O Estatuto do Torcedor é um avanço de valor inestimável não só para o futebol brasileiro, mas para a cidadania de um modo geral.
Dito isso, é preciso admitir que sua implantação integral enfrentará inevitavelmente problemas, que vão desde as precárias condições materiais da maioria dos estádios até a má vontade de muitos dirigentes habituados a décadas de esculhambação.
Mas um dos obstáculos mais difíceis à vigência do novo estatuto pode ser... o próprio torcedor. Nas últimas décadas, sobretudo nas grandes metrópoles, como São Paulo e Rio, o cidadão que vai ao estádio acostumou-se a ser desrespeitado em tempo integral.
Do péssimo transporte coletivo às filas descomunais para comprar ingresso, passando pela falta de banheiros e pela truculência policial, o torcedor tem sofrido de tudo.
Um pouco por isso, um pouco pela crise social que perpassa o país -o que significa falta de emprego regular, de escola decente e de perspectiva de futuro, entre outras coisas-, muitos levam ao estádio uma disposição hostil e vingativa. Não estão ali para se divertir, mas para guerrear.
Esse impulso bélico pode não chegar às vias de fato, mas se manifesta numa atmosfera geral de confronto e ameaça.
Em São Paulo, onde ainda é proibido entrar no estádio com bandeiras, rojões e instrumentos musicais, o clima parece ser o mais pesado do país.
O editor deste caderno, Melchiades Filho, escreveu há algumas semanas um corajoso artigo sobre o "acanalhamento" do torcedor paulistano (palmeirense, corintiano, são-paulino ou luso).
Na revista "Super Interessante" de maio, o diretor de Redação da "Placar", Sérgio Xavier, dá uma contribuição interessante, sustentando que a separação das torcidas, em vez de diminuir a violência, atiça-a ainda mais.
O tema, vasto e delicado, não vai se esgotar tão cedo.

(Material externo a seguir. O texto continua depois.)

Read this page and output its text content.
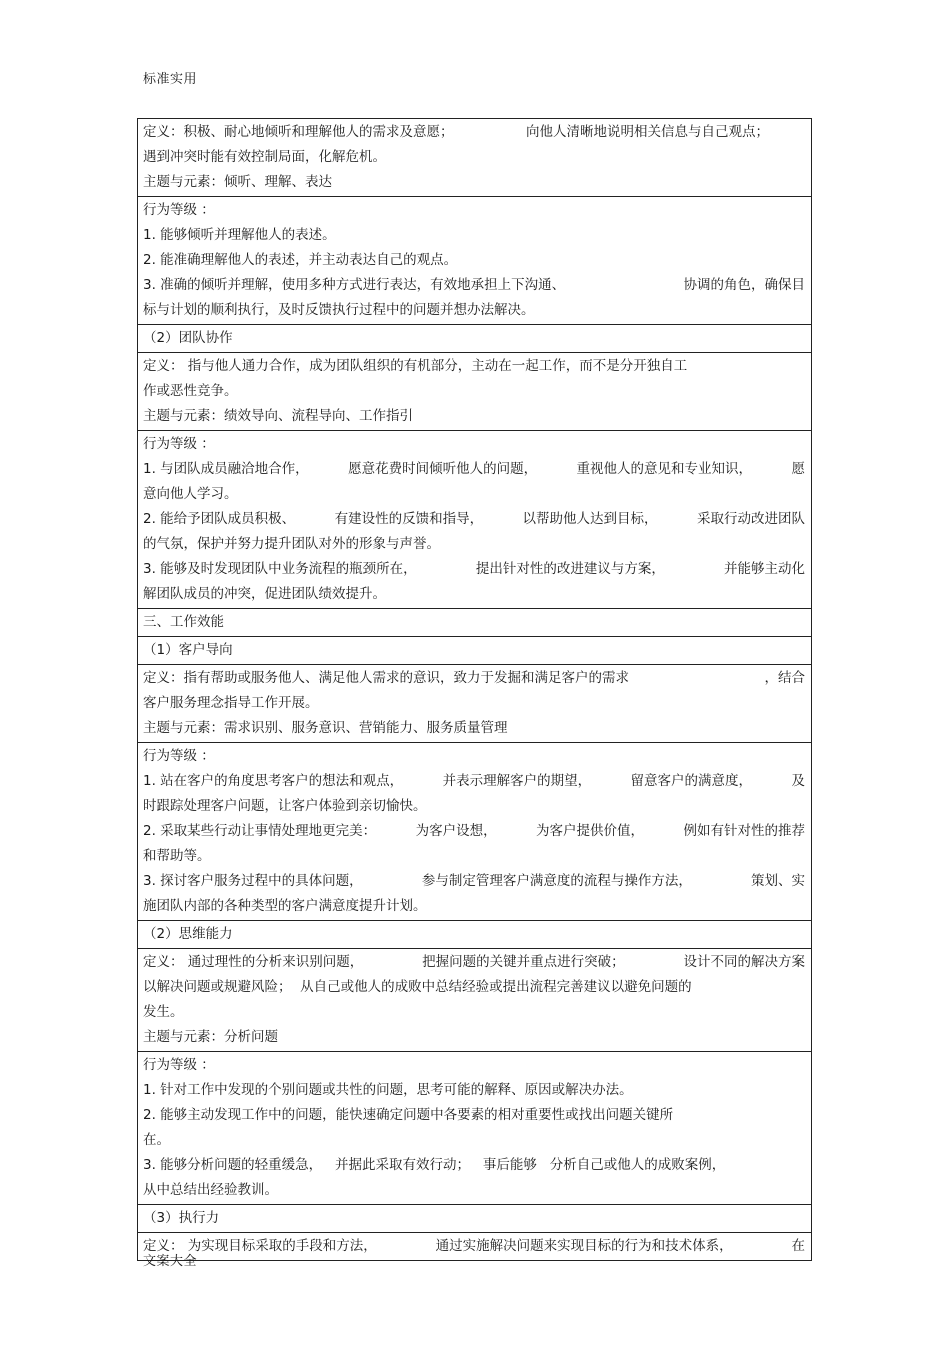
标准实用
定义：积极、耐心地倾听和理解他人的需求及意愿；	向他人清晰地说明相关信息与自己观点；
遇到冲突时能有效控制局面，化解危机。
主题与元素：倾听、理解、表达

行为等级 ：
1. 能够倾听并理解他人的表述。
2. 能准确理解他人的表述，并主动表达自己的观点。
3. 准确的倾听并理解，使用多种方式进行表达，有效地承担上下沟通、	协调的角色，确保目
标与计划的顺利执行，及时反馈执行过程中的问题并想办法解决。

（2）团队协作

定义： 指与他人通力合作，成为团队组织的有机部分，主动在一起工作，而不是分开独自工
作或恶性竞争。
主题与元素：绩效导向、流程导向、工作指引

行为等级 ：
1. 与团队成员融洽地合作，	愿意花费时间倾听他人的问题，	重视他人的意见和专业知识，	愿
意向他人学习。
2. 能给予团队成员积极、	有建设性的反馈和指导，	以帮助他人达到目标，	采取行动改进团队
的气氛，保护并努力提升团队对外的形象与声誉。
3. 能够及时发现团队中业务流程的瓶颈所在，	提出针对性的改进建议与方案，	并能够主动化
解团队成员的冲突，促进团队绩效提升。

三、工作效能
（1）客户导向

定义：指有帮助或服务他人、满足他人需求的意识，致力于发掘和满足客户的需求	，结合
客户服务理念指导工作开展。
主题与元素：需求识别、服务意识、营销能力、服务质量管理

行为等级 ：
1. 站在客户的角度思考客户的想法和观点，	并表示理解客户的期望，	留意客户的满意度，	及
时跟踪处理客户问题，让客户体验到亲切愉快。
2. 采取某些行动让事情处理地更完美：	为客户设想，	为客户提供价值，	例如有针对性的推荐
和帮助等。
3. 探讨客户服务过程中的具体问题，	参与制定管理客户满意度的流程与操作方法，	策划、实
施团队内部的各种类型的客户满意度提升计划。

（2）思维能力

定义： 通过理性的分析来识别问题，	把握问题的关键并重点进行突破；	设计不同的解决方案
以解决问题或规避风险；  从自己或他人的成败中总结经验或提出流程完善建议以避免问题的
发生。
主题与元素：分析问题

行为等级 ：
1. 针对工作中发现的个别问题或共性的问题，思考可能的解释、原因或解决办法。
2. 能够主动发现工作中的问题，能快速确定问题中各要素的相对重要性或找出问题关键所
在。
3. 能够分析问题的轻重缓急，   并据此采取有效行动；   事后能够   分析自己或他人的成败案例，
从中总结出经验教训。

（3）执行力

定义： 为实现目标采取的手段和方法，	通过实施解决问题来实现目标的行为和技术体系，	在
文案大全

Vou me limitar a apontar um aspecto desse processo de acanalhamento: a substituição das músicas pelos gritos de guerra e, analogamente, do humor pela agressão pura e simples.
Onde antes se ouviam refrões de orgulhosa exaltação -do tipo "olê, olá, o Coringão está botando pra quebrar"- ou de gozação gaiata ao adversário -como o "está chegando a hora", nos últimos minutos de uma partida vencida-, hoje só se ouvem palavrões e ameaças de porrada.

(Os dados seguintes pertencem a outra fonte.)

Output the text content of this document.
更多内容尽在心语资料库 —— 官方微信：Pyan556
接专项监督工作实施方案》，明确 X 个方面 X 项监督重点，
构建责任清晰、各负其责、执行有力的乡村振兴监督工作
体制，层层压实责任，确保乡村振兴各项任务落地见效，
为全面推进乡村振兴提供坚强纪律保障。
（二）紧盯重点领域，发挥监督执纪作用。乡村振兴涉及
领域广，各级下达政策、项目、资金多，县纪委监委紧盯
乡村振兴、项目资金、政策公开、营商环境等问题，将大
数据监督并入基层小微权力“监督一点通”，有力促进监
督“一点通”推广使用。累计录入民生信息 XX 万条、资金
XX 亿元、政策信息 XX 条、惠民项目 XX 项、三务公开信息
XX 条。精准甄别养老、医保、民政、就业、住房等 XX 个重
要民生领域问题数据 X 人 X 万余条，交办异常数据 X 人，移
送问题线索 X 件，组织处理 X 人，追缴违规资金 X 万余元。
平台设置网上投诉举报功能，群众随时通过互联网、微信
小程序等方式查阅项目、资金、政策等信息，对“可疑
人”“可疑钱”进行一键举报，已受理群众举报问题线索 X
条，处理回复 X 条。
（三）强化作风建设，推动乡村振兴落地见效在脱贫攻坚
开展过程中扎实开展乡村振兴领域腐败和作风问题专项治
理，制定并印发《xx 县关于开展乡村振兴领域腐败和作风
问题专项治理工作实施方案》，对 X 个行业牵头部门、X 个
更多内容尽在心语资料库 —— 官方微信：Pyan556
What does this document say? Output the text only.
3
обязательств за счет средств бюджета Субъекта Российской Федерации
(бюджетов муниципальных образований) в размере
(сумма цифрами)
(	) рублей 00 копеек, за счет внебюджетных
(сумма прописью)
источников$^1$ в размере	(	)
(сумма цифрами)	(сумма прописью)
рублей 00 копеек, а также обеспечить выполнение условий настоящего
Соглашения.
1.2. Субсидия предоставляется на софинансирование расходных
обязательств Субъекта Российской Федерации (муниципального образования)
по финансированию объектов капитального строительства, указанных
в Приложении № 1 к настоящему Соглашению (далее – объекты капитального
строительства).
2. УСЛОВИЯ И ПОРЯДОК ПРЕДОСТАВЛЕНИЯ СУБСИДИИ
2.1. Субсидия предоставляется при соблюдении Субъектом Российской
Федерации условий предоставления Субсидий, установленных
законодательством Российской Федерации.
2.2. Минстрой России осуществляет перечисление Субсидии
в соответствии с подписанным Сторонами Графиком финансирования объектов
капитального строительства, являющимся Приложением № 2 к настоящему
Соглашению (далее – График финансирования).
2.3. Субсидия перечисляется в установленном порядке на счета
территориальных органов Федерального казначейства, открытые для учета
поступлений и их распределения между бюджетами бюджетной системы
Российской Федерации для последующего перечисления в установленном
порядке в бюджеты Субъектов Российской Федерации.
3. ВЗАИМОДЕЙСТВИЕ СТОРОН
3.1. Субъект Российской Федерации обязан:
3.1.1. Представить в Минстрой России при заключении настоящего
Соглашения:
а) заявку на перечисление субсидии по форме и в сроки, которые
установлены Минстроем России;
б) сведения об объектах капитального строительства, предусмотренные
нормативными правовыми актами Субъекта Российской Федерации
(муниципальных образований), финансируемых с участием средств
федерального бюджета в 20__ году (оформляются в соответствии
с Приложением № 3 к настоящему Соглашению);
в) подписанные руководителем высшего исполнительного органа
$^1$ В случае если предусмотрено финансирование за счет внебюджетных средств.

No lugar das paródias de marchinhas e sambas carnavalescos, muitas vezes com rimas improvisadas na hora, implantou-se uma monocórdica pobreza de espírito.
Uma das manias mais infames dos últimos tempos, infelizmente espalhada por todo o país, é a de escolher um jogador, ou o juiz, e hostilizá-lo com o grito: "Ei, Fulano, vai tomar no...", que para começar nem rima, a não ser que o "homenageado" seja o Cafu.
Mais do que o vocabulário chulo e sem imaginação, o que assusta é a ausência de melodia.
Quem não canta já dançou e nem sabe.

Fera ferida
O primeiro jogo da final da Copa do Brasil, entre Flamengo e Cruzeiro, vai certamente ofuscar toda a rodada do Brasileirão. A lógica mandaria apostar no Cruzeiro, que tem um elenco mais homogêneo e um futebol mais equilibrado. Mas o Fla, goleado nos últimos jogos, é uma fera ferida da qual se pode esperar tudo, inclusive a vitória.

Quem ri por último
Oswaldo de Oliveira deve estar rindo sozinho da dificuldade da diretoria do São Paulo em arranjar um novo treinador. Os cartolas tricolores querem alguém de primeiro nível, mas por um salário de segundo. Achavam que choveriam candidatos para a vaga, mas o tratamento que dispensaram a Oswaldo deve ter deixado muita gente ressabiada.